I refer to your statements in the parliament as reported by Straits Times on 27 Apr 2010.

Mr Alvin Yeo,

You pointed out that the criticism of the PAP speaking with one voice also applies to the Worker’s Party. But the PAP voice is 82 strong compared to the WP’s voice of only 2. Those 82 voices easily drown out the two lone voices rendering the alternative voice so much less audible compared to the noise and fury of the PAP.

You said having more non-constituency MPs will only add sound and fury, not quality. But who are you to judge sound or fury or quality? Since you share the same stage as non-constituency MPs, you too are part of the sound and fury. It is us citizens who get to judge which MP adds sound and fury but not quality. My advice to you is, don’t worry about others, worry about yourself and show us some quality.

Mr Zaqy and Ms Irene,

You are concerned that there is nothing holding back non-constituency MPs from making provocative comments and populist calls since they do not have to be accountable to their constituents. Logicaly speaking, your concerns have no merit. If you say that an elected MP must refrain from saying things that provoke his own constituents, then he can always say things that provoke people from other constituencies. In other words, his binding to his own constituency does not restrict him from making provocative comments to other constituencies. Similarly, there is nothing stopping him from making populist calls that at the same time benefit his own constituency. Thus, the fear of provocative comments and populist calls apply as much to elected MPs as it does to non-constituency MPs.

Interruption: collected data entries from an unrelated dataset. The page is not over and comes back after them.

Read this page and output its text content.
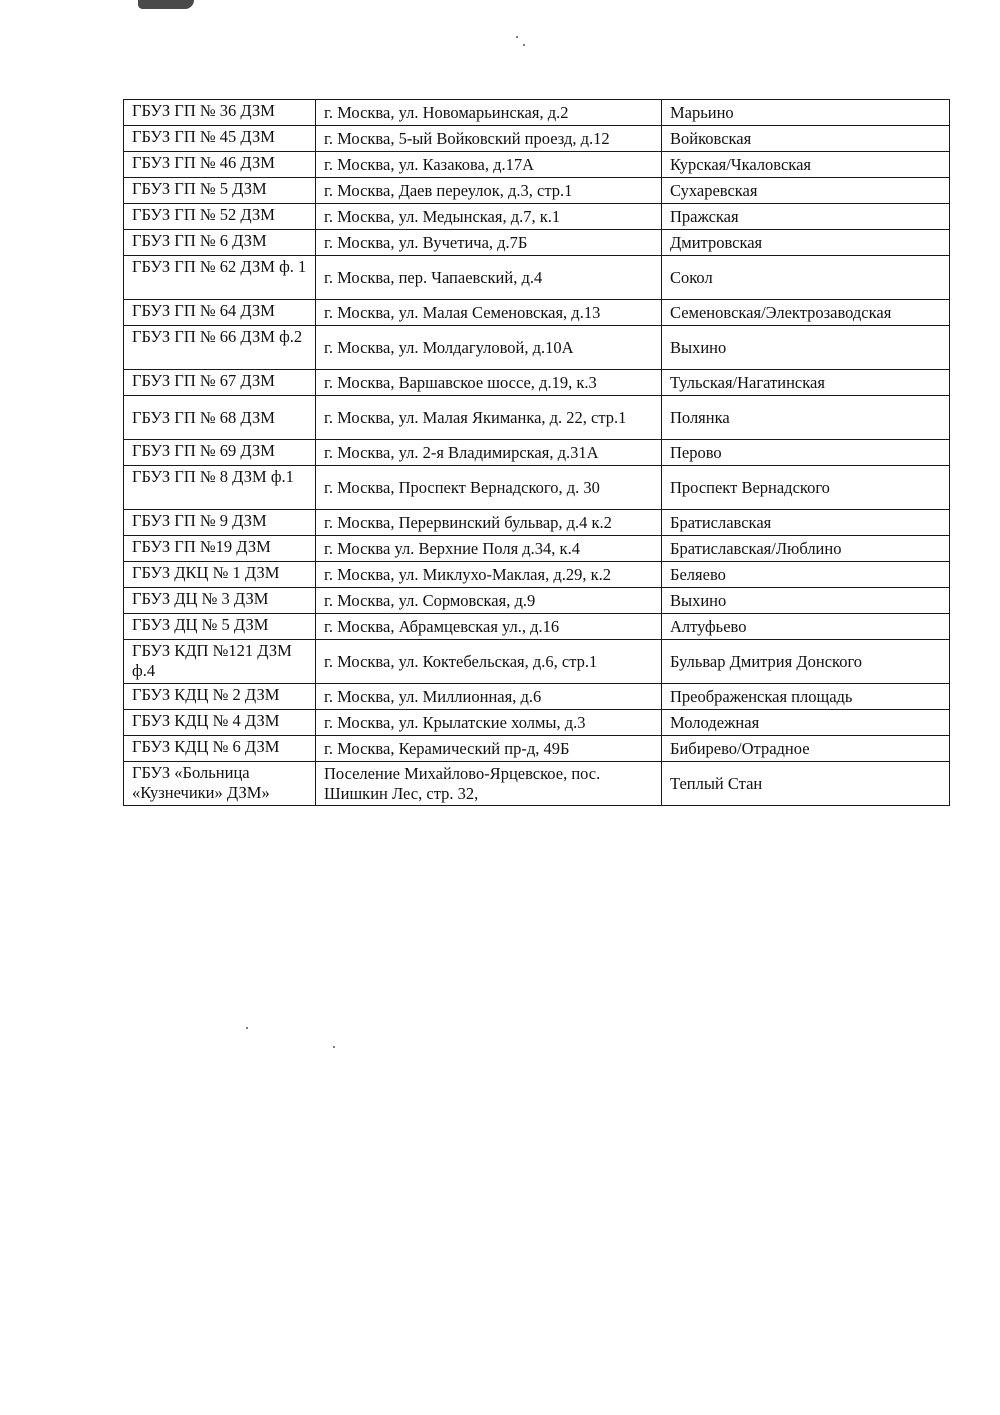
ГБУЗ ГП № 36 ДЗМ	г. Москва, ул. Новомарьинская, д.2	Марьино
ГБУЗ ГП № 45 ДЗМ	г. Москва, 5-ый Войковский проезд, д.12	Войковская
ГБУЗ ГП № 46 ДЗМ	г. Москва, ул. Казакова, д.17А	Курская/Чкаловская
ГБУЗ ГП № 5 ДЗМ	г. Москва, Даев переулок, д.3, стр.1	Сухаревская
ГБУЗ ГП № 52 ДЗМ	г. Москва, ул. Медынская, д.7, к.1	Пражская
ГБУЗ ГП № 6 ДЗМ	г. Москва, ул. Вучетича, д.7Б	Дмитровская
ГБУЗ ГП № 62 ДЗМ ф. 1	г. Москва, пер. Чапаевский, д.4	Сокол
ГБУЗ ГП № 64 ДЗМ	г. Москва, ул. Малая Семеновская, д.13	Семеновская/Электрозаводская
ГБУЗ ГП № 66 ДЗМ ф.2	г. Москва, ул. Молдагуловой, д.10А	Выхино
ГБУЗ ГП № 67 ДЗМ	г. Москва, Варшавское шоссе, д.19, к.3	Тульская/Нагатинская
ГБУЗ ГП № 68 ДЗМ	г. Москва, ул. Малая Якиманка, д. 22, стр.1	Полянка
ГБУЗ ГП № 69 ДЗМ	г. Москва, ул. 2-я Владимирская, д.31А	Перово
ГБУЗ ГП № 8 ДЗМ ф.1	г. Москва, Проспект Вернадского, д. 30	Проспект Вернадского
ГБУЗ ГП № 9 ДЗМ	г. Москва, Перервинский бульвар, д.4 к.2	Братиславская
ГБУЗ ГП №19 ДЗМ	г. Москва ул. Верхние Поля д.34, к.4	Братиславская/Люблино
ГБУЗ ДКЦ № 1 ДЗМ	г. Москва, ул. Миклухо-Маклая, д.29, к.2	Беляево
ГБУЗ ДЦ № 3 ДЗМ	г. Москва, ул. Сормовская, д.9	Выхино
ГБУЗ ДЦ № 5 ДЗМ	г. Москва, Абрамцевская ул., д.16	Алтуфьево
ГБУЗ КДП №121 ДЗМ ф.4	г. Москва, ул. Коктебельская, д.6, стр.1	Бульвар Дмитрия Донского
ГБУЗ КДЦ № 2 ДЗМ	г. Москва, ул. Миллионная, д.6	Преображенская площадь
ГБУЗ КДЦ № 4 ДЗМ	г. Москва, ул. Крылатские холмы, д.3	Молодежная
ГБУЗ КДЦ № 6 ДЗМ	г. Москва, Керамический пр-д, 49Б	Бибирево/Отрадное
ГБУЗ «Больница «Кузнечики» ДЗМ»	Поселение Михайлово-Ярцевское, пос. Шишкин Лес, стр. 32,	Теплый Стан
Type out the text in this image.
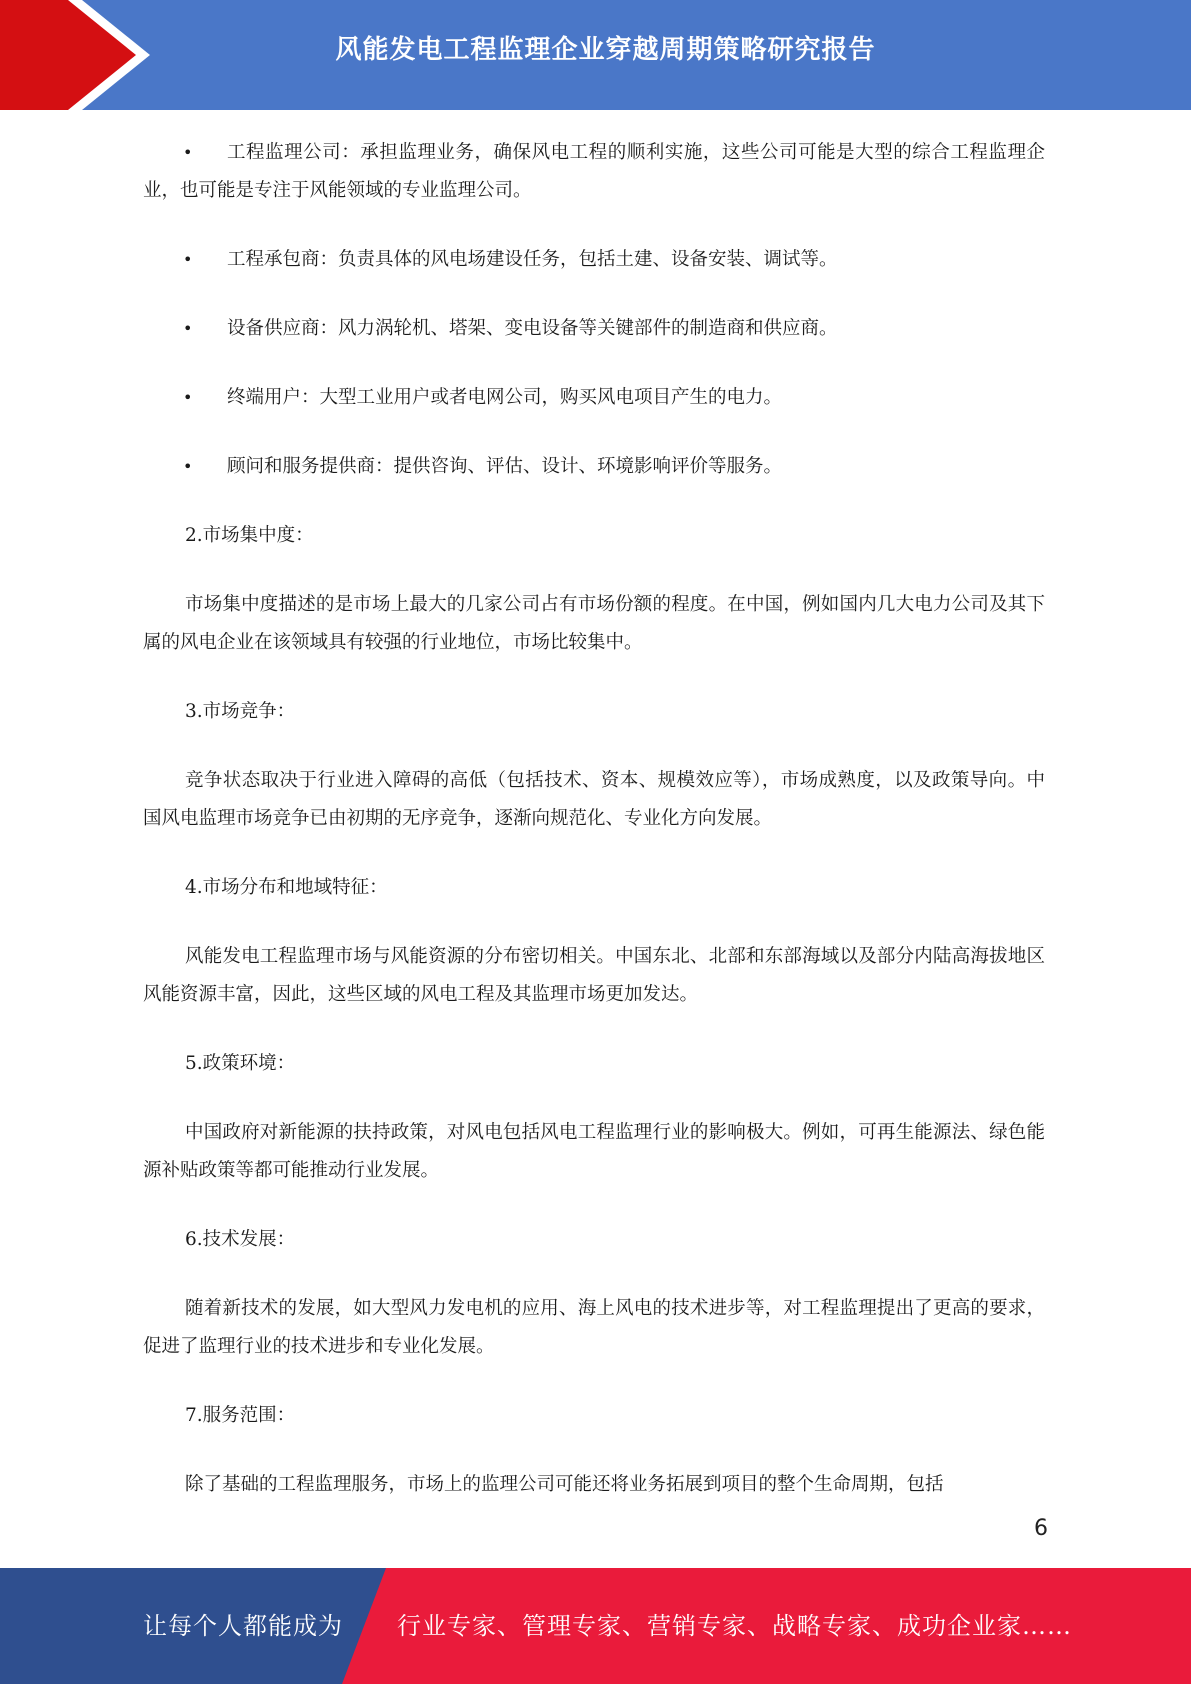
风能发电工程监理企业穿越周期策略研究报告
• 工程监理公司：承担监理业务，确保风电工程的顺利实施，这些公司可能是大型的综合工程监理企业，也可能是专注于风能领域的专业监理公司。
• 工程承包商：负责具体的风电场建设任务，包括土建、设备安装、调试等。
• 设备供应商：风力涡轮机、塔架、变电设备等关键部件的制造商和供应商。
• 终端用户：大型工业用户或者电网公司，购买风电项目产生的电力。
• 顾问和服务提供商：提供咨询、评估、设计、环境影响评价等服务。
2.市场集中度：
市场集中度描述的是市场上最大的几家公司占有市场份额的程度。在中国，例如国内几大电力公司及其下属的风电企业在该领域具有较强的行业地位，市场比较集中。
3.市场竞争：
竞争状态取决于行业进入障碍的高低（包括技术、资本、规模效应等），市场成熟度，以及政策导向。中国风电监理市场竞争已由初期的无序竞争，逐渐向规范化、专业化方向发展。
4.市场分布和地域特征：
风能发电工程监理市场与风能资源的分布密切相关。中国东北、北部和东部海域以及部分内陆高海拔地区风能资源丰富，因此，这些区域的风电工程及其监理市场更加发达。
5.政策环境：
中国政府对新能源的扶持政策，对风电包括风电工程监理行业的影响极大。例如，可再生能源法、绿色能源补贴政策等都可能推动行业发展。
6.技术发展：
随着新技术的发展，如大型风力发电机的应用、海上风电的技术进步等，对工程监理提出了更高的要求，促进了监理行业的技术进步和专业化发展。
7.服务范围：
除了基础的工程监理服务，市场上的监理公司可能还将业务拓展到项目的整个生命周期，包括
6
让每个人都能成为 行业专家、管理专家、营销专家、战略专家、成功企业家……
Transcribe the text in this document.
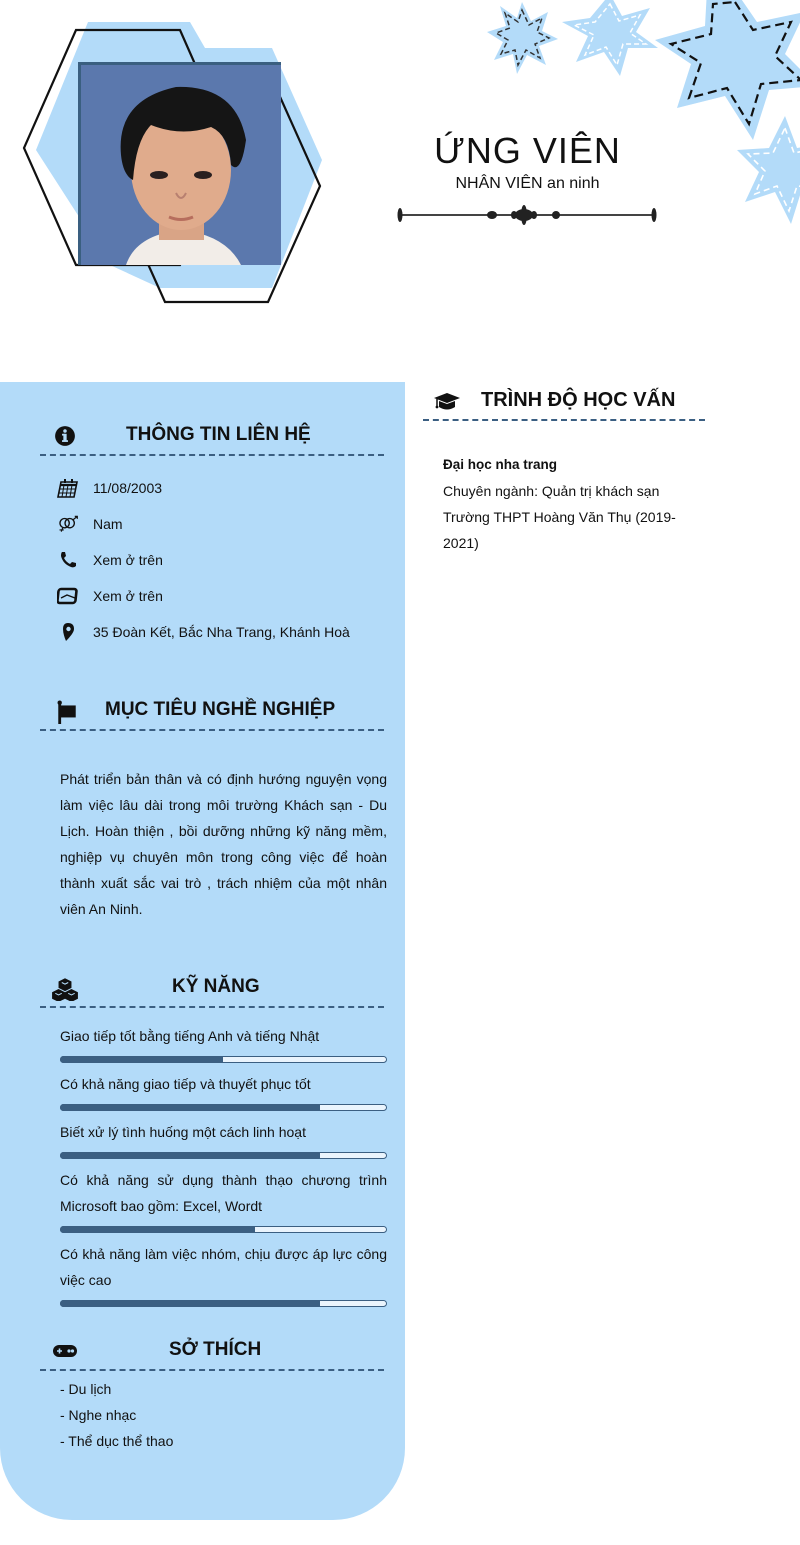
ỨNG VIÊN
NHÂN VIÊN an ninh
THÔNG TIN LIÊN HỆ
11/08/2003
Nam
Xem ở trên
Xem ở trên
35 Đoàn Kết, Bắc Nha Trang, Khánh Hoà
MỤC TIÊU NGHỀ NGHIỆP
Phát triển bản thân và có định hướng nguyện vọng làm việc lâu dài trong môi trường Khách sạn - Du Lịch. Hoàn thiện , bồi dưỡng những kỹ năng mềm, nghiệp vụ chuyên môn trong công việc để hoàn thành xuất sắc vai trò , trách nhiệm của một nhân viên An Ninh.
KỸ NĂNG
Giao tiếp tốt bằng tiếng Anh và tiếng Nhật
Có khả năng giao tiếp và thuyết phục tốt
Biết xử lý tình huống một cách linh hoạt
Có khả năng sử dụng thành thạo chương trình Microsoft bao gồm: Excel, Wordt
Có khả năng làm việc nhóm, chịu được áp lực công việc cao
SỞ THÍCH
- Du lịch
- Nghe nhạc
- Thể dục thể thao
TRÌNH ĐỘ HỌC VẤN
Đại học nha trang
Chuyên ngành: Quản trị khách sạn
Trường THPT Hoàng Văn Thụ (2019-2021)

You said elected MPs think differently and have to stand by what they say because they have to answer to their constituents. Are you saying that non-constituency MPs do not have to stand by what they say and can say anything they like? You would be most foolish to think that way because there is no reason why MM Lee won’t sue an MP just because he or she has no constituency to answer to. In fact, JB Jayaretnam was not only sued as an elected MP, he was also sued as a non-constituency MP. Thus, there is no difference whether your are elected or non-constituency. As long as you are an MP, you must stand by what you say or represent.

Dr Lim Wee Kiak,

You said voters have reasons not to elect the losing candidate because they do not want him or her speaking on their behalf. But voters don’t choose whom they don’t want in parliament, voters choose whom they want instead. You do not put a cross on the ballot paper to indicate who you do not want in parliament. You put a cross on the ballot paper to indicate who you want in parliament.

Your suggestion does not resolve the unfair situation where a candidate wins a seat even though he only won 55% of the votes while his opponent candidate wins nothing even though he won 45% of the votes. A fairer solution can be found in an improved version of the GRC system.

Suppose a GRC comprises three constituencies with three seats to be won, if the opposition wins at least 33% of the votes, then the opposition should be awarded one of the three seats. If the PAP wins at least 67% of the votes, it should be awarded two of the three seats. If the opposition wins 45% of the votes while the PAP wins 55% of the votes, then the opposition gets at least one seat, the PAP also gets at least one seat. For the remaining seat, we note that the opposition’s vote balance is 45% – 33% = 12% while the PAP’s vote balance is 55% – 33% = 22%. Since the PAP’s vote balance of 22% is higher than the opposition’s vote balance of 12%, the last remaining seat goes to the PAP. This will ensure fairer representation of popular votes within the GRC framework. Since in our examples, the PAP gets two seats, it should be the party to provide the minority candidate.